OK - good points all round!

Here are my use cases:

   1. Incremental backup of all code - aka Apples Leopard's Time Machine
   2. Shared code libraries - text only versioned and integrated into
   editing environment
   3. Shared "MVC controllers" - same as above
   4. Perhaps also a shared scrap book - documentation, code snippets,
   html and so forth.

I agree with Richards pros and cons with regard Rev development - we agreed
to disagree on this back when I wanted to host the MC IDE project on
sourceforge. For development projects careful chinking of code into stacks
with responsible developers is all that is needed.

It is precisely Revs strengths at RAD development that make code versioning
unecessary, and of little interest to companies focussed on RAD development
of projects. However, IMO it is precisely this advantage which leads to the
fact that there are very few high quality shared code libraries for Rev. At
least it is one of the contributing factors.
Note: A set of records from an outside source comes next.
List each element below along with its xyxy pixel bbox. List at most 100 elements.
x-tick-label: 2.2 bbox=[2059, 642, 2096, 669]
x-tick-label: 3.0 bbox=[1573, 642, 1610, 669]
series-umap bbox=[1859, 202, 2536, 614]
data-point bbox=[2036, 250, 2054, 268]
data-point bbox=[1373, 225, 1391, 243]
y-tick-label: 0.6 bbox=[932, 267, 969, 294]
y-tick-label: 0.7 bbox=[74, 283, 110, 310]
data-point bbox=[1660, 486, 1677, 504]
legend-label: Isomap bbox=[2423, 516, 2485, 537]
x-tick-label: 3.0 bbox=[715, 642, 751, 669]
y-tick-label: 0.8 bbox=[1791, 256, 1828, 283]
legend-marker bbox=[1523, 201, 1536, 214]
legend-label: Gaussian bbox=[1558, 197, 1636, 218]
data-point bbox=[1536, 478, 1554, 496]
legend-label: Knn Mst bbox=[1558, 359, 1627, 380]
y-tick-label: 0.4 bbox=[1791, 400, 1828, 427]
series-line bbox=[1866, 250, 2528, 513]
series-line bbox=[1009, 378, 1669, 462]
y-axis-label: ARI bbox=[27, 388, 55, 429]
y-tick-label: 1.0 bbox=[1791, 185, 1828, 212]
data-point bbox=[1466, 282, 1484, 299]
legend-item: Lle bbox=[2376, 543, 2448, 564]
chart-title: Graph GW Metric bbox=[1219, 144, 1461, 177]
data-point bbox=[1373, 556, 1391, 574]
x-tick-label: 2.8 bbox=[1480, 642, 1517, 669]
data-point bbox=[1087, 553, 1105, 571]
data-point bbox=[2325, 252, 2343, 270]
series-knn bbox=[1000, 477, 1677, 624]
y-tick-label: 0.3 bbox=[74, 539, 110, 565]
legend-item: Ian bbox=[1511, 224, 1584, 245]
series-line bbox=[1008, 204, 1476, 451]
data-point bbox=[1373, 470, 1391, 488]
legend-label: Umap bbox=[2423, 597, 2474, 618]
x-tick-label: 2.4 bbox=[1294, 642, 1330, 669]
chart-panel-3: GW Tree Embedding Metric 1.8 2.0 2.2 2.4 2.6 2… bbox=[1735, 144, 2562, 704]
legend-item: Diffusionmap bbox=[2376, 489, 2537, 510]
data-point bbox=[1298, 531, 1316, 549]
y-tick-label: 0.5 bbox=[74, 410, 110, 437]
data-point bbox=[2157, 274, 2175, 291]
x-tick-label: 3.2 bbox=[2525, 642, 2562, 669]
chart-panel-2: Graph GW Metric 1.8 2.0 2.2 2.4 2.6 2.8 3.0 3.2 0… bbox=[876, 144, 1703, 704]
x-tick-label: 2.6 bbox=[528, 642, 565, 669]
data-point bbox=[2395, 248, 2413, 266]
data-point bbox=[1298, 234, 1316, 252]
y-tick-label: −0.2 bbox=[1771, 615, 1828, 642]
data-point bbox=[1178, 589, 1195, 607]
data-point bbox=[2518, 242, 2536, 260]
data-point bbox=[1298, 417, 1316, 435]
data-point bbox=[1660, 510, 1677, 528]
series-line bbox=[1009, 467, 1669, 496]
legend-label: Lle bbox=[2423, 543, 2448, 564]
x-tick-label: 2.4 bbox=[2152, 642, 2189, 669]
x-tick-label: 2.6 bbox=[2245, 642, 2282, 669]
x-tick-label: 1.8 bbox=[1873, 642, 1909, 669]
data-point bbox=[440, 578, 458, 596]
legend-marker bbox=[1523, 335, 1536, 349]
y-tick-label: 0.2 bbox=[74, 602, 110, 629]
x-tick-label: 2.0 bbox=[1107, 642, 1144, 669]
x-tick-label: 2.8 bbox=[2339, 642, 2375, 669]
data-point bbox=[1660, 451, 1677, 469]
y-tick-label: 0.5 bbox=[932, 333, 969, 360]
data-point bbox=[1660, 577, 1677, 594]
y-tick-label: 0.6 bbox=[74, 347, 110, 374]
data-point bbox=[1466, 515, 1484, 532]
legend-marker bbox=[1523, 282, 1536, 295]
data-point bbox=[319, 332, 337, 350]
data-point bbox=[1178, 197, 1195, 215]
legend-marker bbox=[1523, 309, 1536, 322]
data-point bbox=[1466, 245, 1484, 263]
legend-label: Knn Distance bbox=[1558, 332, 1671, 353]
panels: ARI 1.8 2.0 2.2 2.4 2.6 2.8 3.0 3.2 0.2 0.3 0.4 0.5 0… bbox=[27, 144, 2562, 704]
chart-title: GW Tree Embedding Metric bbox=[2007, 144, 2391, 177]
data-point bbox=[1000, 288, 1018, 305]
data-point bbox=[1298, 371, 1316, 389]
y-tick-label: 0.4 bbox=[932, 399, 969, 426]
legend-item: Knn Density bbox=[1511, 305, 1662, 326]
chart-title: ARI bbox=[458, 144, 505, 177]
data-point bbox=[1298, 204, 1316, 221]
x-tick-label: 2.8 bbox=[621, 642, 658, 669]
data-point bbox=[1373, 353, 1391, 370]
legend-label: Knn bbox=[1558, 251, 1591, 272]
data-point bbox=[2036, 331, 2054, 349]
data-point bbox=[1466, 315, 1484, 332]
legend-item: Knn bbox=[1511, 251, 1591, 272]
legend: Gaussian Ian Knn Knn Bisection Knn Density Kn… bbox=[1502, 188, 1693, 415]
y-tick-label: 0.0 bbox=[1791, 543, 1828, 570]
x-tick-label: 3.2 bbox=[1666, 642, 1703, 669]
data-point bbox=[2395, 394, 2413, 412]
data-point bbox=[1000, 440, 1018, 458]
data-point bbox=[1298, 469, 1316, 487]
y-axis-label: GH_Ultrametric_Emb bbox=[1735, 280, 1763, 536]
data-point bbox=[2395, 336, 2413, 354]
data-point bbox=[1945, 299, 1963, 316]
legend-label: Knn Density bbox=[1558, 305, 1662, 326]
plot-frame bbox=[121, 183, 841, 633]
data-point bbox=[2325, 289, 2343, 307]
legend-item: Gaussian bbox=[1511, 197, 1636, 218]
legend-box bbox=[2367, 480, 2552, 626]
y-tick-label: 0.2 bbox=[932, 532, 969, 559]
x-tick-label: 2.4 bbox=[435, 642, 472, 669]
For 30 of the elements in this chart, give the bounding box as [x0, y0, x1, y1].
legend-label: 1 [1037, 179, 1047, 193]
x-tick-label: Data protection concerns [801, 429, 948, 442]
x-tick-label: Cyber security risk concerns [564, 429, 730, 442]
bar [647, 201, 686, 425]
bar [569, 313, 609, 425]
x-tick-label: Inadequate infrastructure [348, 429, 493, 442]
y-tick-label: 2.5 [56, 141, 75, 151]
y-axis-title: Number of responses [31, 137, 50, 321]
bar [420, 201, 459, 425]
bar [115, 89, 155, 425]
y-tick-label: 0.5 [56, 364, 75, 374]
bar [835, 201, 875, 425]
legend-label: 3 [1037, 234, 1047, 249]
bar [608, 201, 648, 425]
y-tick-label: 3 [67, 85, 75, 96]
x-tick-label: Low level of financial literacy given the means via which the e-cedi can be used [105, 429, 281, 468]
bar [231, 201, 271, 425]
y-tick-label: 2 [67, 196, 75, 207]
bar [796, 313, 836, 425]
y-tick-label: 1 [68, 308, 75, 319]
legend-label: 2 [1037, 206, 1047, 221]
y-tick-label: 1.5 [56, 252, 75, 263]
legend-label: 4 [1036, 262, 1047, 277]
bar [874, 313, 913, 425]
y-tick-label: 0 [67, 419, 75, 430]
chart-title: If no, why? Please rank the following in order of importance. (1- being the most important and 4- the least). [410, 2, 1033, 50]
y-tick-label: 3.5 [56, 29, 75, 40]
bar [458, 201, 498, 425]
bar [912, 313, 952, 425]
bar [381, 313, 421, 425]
This is not a concern to an individual developer - it is quicker to roll
your own in the short term - but is SHOULD be a concern to RunRev and the
community, because over time our code base is inevitably out-competed by
open source projects with large robust well tested freely available
libraries.

IMO code versioning is not the answer it is a factor towards a solution
which can combine the best of both worlds.

To go back to the use-cases:

Incremental backup of all code - I've been using autobackup in Constellation
for a while - but it backs up the whole stack in a seperate file every few
minutes! multiply that by 50 or so stacks each with 10 or so versions and
well... a lot of storage.

How about the "binary problem"? As most of the work involved in the early
stages is code, this can be automatically saves as a text file with
hyperlinked documentation. as it is good practice to pull in images and
templates as external files in any case (at least for development) - these
can be versioned as well (not done yet).

What do you get? Well the ability to go back to any stage of your project -
you know the time when things were actually working before all those clever
changes in 15 different stacks really screwed things up :)

Shared "Code libraries" and "MVC controllers": both again text files only.
The imporatnt part is shared and shared over time - which means a few
developers working on them, and that these developers are likely to drop in
and drop out over time - this sort of thing is what cvs / svn is good at
manageing - organised chaos.

The shared scrap book is probably best doen with a simple wiki.